Il compromesso del liberalismo
Il liberalismo è una via di mezzo tra un potere accentrato e l'azione politica di origine popolare. Esso tende al compromesso tra questi due tipi di potere completamente opposti.
Qual è l'impatto della costituzione?
La Costituzione è una novità radicale rispetto all'antico regime, in quanto afferma uno stato di diritto con leggi impersonali e generali valide nei confronti di tutti indistintamente e in tutti i casi.
Monarchia e liberalismo
In alcuni casi, come quello della monarchia costituzionale la monarchia e liberalismo tendono a convivere, questo perchè per i liberali la monarchia è una garanzia contro le spinte e le violenze popolari.
La scelta del bicameralismo è giustificata dall'esigenza di dividere e mantenere in equilibrio i poteri.
Il parlamento dell'Ottocento
La funzione del parlamento dell'Ottocento è diversa da quella attuale.
Esso non è il luogo in cui si esprimono interessi sociali diversi o contrapposti organizzati in partiti politici, ma il luogo in cui si esprime un'opinione pubblica omogenea, perchè i deputati dell'Ottocento provengono esclusivamente dai ceti colti e possidenti, i soli a detenere i diritti elettorali.
Liberalismo e chiesa
I liberali hanno avuto verso la chiesa un atteggiamento equilibrato.
Il liberalismo è infatti anticlericale ma non antireligioso, essendo relativista e contrario ad ogni forma di dogma imposto.
Tende a rifiutare i privilegi della chiesa soprattutto in materia d'insegnamento e a instaurare pari diritti fra religione tradizionale e altre confessioni.
Suffragio e liberalismo
Maggiore è invece la differenza dei liberali verso le rivendicazioni democratiche e popolari.
Lo si vede nel modo in cui durante l'Ottocento hanno affrontato la questione del diritto al voto.
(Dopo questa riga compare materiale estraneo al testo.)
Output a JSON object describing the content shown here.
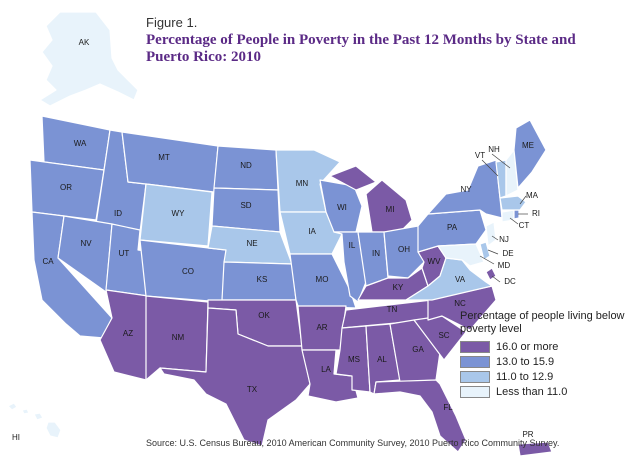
{
  "figure_label": "Figure 1.",
  "title": "Percentage of People in Poverty in the Past 12 Months by State and Puerto Rico: 2010",
  "legend": {
    "title": "Percentage of people living below poverty level",
    "items": [
      {
        "label": "16.0 or more",
        "color": "#7b5aa6"
      },
      {
        "label": "13.0 to 15.9",
        "color": "#7b93d4"
      },
      {
        "label": "11.0 to 12.9",
        "color": "#a9c7ea"
      },
      {
        "label": "Less than 11.0",
        "color": "#e8f3fb"
      }
    ]
  },
  "states": [
    {
      "abbr": "AK",
      "category": "Less than 11.0"
    },
    {
      "abbr": "WA",
      "category": "13.0 to 15.9"
    },
    {
      "abbr": "OR",
      "category": "13.0 to 15.9"
    },
    {
      "abbr": "CA",
      "category": "13.0 to 15.9"
    },
    {
      "abbr": "ID",
      "category": "13.0 to 15.9"
    },
    {
      "abbr": "NV",
      "category": "13.0 to 15.9"
    },
    {
      "abbr": "UT",
      "category": "13.0 to 15.9"
    },
    {
      "abbr": "AZ",
      "category": "16.0 or more"
    },
    {
      "abbr": "MT",
      "category": "13.0 to 15.9"
    },
    {
      "abbr": "WY",
      "category": "11.0 to 12.9"
    },
    {
      "abbr": "CO",
      "category": "13.0 to 15.9"
    },
    {
      "abbr": "NM",
      "category": "16.0 or more"
    },
    {
      "abbr": "ND",
      "category": "13.0 to 15.9"
    },
    {
      "abbr": "SD",
      "category": "13.0 to 15.9"
    },
    {
      "abbr": "NE",
      "category": "11.0 to 12.9"
    },
    {
      "abbr": "KS",
      "category": "13.0 to 15.9"
    },
    {
      "abbr": "OK",
      "category": "16.0 or more"
    },
    {
      "abbr": "TX",
      "category": "16.0 or more"
    },
    {
      "abbr": "MN",
      "category": "11.0 to 12.9"
    },
    {
      "abbr": "IA",
      "category": "11.0 to 12.9"
    },
    {
      "abbr": "MO",
      "category": "13.0 to 15.9"
    },
    {
      "abbr": "AR",
      "category": "16.0 or more"
    },
    {
      "abbr": "LA",
      "category": "16.0 or more"
    },
    {
      "abbr": "WI",
      "category": "13.0 to 15.9"
    },
    {
      "abbr": "IL",
      "category": "13.0 to 15.9"
    },
    {
      "abbr": "MI",
      "category": "16.0 or more"
    },
    {
      "abbr": "IN",
      "category": "13.0 to 15.9"
    },
    {
      "abbr": "OH",
      "category": "13.0 to 15.9"
    },
    {
      "abbr": "KY",
      "category": "16.0 or more"
    },
    {
      "abbr": "TN",
      "category": "16.0 or more"
    },
    {
      "abbr": "MS",
      "category": "16.0 or more"
    },
    {
      "abbr": "AL",
      "category": "16.0 or more"
    },
    {
      "abbr": "GA",
      "category": "16.0 or more"
    },
    {
      "abbr": "FL",
      "category": "16.0 or more"
    },
    {
      "abbr": "SC",
      "category": "16.0 or more"
    },
    {
      "abbr": "NC",
      "category": "16.0 or more"
    },
    {
      "abbr": "WV",
      "category": "16.0 or more"
    },
    {
      "abbr": "VA",
      "category": "11.0 to 12.9"
    },
    {
      "abbr": "PA",
      "category": "13.0 to 15.9"
    },
    {
      "abbr": "NY",
      "category": "13.0 to 15.9"
    },
    {
      "abbr": "ME",
      "category": "13.0 to 15.9"
    },
    {
      "abbr": "VT",
      "category": "11.0 to 12.9"
    },
    {
      "abbr": "NH",
      "category": "Less than 11.0"
    },
    {
      "abbr": "MA",
      "category": "11.0 to 12.9"
    },
    {
      "abbr": "RI",
      "category": "13.0 to 15.9"
    },
    {
      "abbr": "CT",
      "category": "Less than 11.0"
    },
    {
      "abbr": "NJ",
      "category": "Less than 11.0"
    },
    {
      "abbr": "DE",
      "category": "11.0 to 12.9"
    },
    {
      "abbr": "MD",
      "category": "Less than 11.0"
    },
    {
      "abbr": "DC",
      "category": "16.0 or more"
    },
    {
      "abbr": "HI",
      "category": "Less than 11.0"
    },
    {
      "abbr": "PR",
      "category": "16.0 or more"
    }
  ],
  "source": "Source: U.S. Census Bureau, 2010 American Community Survey, 2010 Puerto Rico Community Survey."
}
Essi hanno evitato finchè possibile il suffragio universale, rivendicato aspramente dai democratici che lo consideravano un diritto naturale.
Invece per i liberali il voto era un privilegio a cui accedere in base al censo.
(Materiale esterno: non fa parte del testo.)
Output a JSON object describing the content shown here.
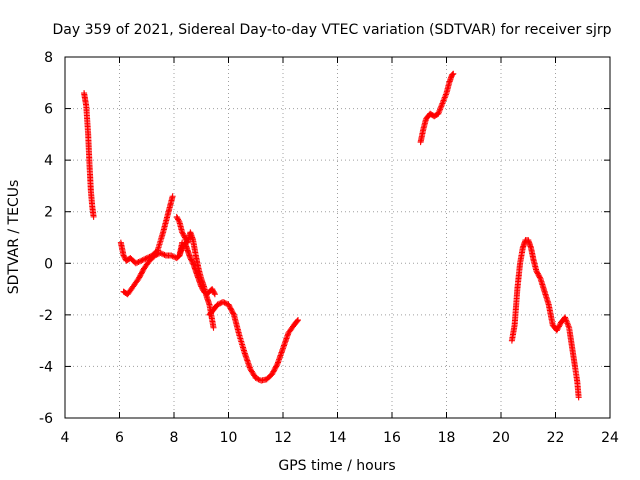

In Inghilterra nonostante la riforma del 1832 solo il 5% della popolazione poteva votare, escluse le donne che ne avranno diritto solo nel 1918.
In Francia il suffragio universale maschile si avrà nel 1848, in Italia quello maschile e femminile si avrà esattamente 100 anni dopo.
Domande da interrogazione
- Qual è il ruolo del compromesso nel liberalismo?
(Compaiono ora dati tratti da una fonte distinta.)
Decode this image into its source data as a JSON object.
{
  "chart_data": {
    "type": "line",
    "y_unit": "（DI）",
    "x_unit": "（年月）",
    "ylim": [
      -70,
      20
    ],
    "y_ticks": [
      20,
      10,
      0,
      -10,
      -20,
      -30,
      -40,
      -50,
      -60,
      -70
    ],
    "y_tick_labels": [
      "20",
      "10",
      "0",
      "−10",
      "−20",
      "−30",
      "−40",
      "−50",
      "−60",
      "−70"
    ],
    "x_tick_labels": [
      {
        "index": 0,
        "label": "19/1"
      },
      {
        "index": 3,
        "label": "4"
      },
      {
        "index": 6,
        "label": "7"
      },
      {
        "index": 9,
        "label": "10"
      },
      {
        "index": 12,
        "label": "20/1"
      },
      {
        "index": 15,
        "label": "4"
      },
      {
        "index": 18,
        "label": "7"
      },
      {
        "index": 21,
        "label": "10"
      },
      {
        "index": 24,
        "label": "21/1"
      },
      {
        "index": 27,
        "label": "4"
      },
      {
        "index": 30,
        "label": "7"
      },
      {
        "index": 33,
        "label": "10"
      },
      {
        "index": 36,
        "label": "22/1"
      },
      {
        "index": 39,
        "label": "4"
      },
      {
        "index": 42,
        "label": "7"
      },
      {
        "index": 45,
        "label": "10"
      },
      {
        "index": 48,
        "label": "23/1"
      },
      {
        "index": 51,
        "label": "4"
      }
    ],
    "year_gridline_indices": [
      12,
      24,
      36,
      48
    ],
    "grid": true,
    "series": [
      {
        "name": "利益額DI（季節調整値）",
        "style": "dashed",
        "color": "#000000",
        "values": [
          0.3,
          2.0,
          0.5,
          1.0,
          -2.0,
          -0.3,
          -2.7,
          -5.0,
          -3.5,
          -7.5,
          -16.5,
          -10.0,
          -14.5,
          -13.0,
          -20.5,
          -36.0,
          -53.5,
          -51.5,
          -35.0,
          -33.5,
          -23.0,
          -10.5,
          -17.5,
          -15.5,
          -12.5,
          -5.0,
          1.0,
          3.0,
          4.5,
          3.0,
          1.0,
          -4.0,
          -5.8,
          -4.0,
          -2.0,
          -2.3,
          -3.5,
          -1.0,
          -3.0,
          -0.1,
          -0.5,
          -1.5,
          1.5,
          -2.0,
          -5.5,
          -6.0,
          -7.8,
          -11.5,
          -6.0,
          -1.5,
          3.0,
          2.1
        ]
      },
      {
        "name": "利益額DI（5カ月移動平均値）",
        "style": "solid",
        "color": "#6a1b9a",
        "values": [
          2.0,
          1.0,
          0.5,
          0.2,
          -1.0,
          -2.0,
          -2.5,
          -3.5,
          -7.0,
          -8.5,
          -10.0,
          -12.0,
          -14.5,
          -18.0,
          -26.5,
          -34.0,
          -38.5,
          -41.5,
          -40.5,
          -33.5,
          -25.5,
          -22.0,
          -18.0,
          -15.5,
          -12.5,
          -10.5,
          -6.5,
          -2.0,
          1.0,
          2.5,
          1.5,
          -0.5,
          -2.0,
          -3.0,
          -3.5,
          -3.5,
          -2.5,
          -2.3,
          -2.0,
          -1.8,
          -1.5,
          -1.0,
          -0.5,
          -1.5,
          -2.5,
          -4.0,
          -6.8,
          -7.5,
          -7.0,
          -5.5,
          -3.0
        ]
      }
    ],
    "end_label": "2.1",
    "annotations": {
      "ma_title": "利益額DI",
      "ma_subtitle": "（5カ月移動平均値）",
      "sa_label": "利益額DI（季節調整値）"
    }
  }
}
- In che modo la Costituzione ha cambiato il panorama politico rispetto all'antico regime?
- Qual è l'atteggiamento dei liberali nei confronti della chiesa?
Il liberalismo si configura come un equilibrio tra un potere accentrato e l'azione politica popolare, cercando un compromesso tra queste due forze opposte.
La Costituzione rappresenta una novità radicale, affermando uno stato di diritto con leggi impersonali e generali valide per tutti, a differenza delle norme del passato.
I liberali mantengono un atteggiamento equilibrato verso la chiesa, essendo anticlericali ma non antireligiosi, e rifiutando i privilegi ecclesiastici in favore di pari diritti tra diverse confessioni.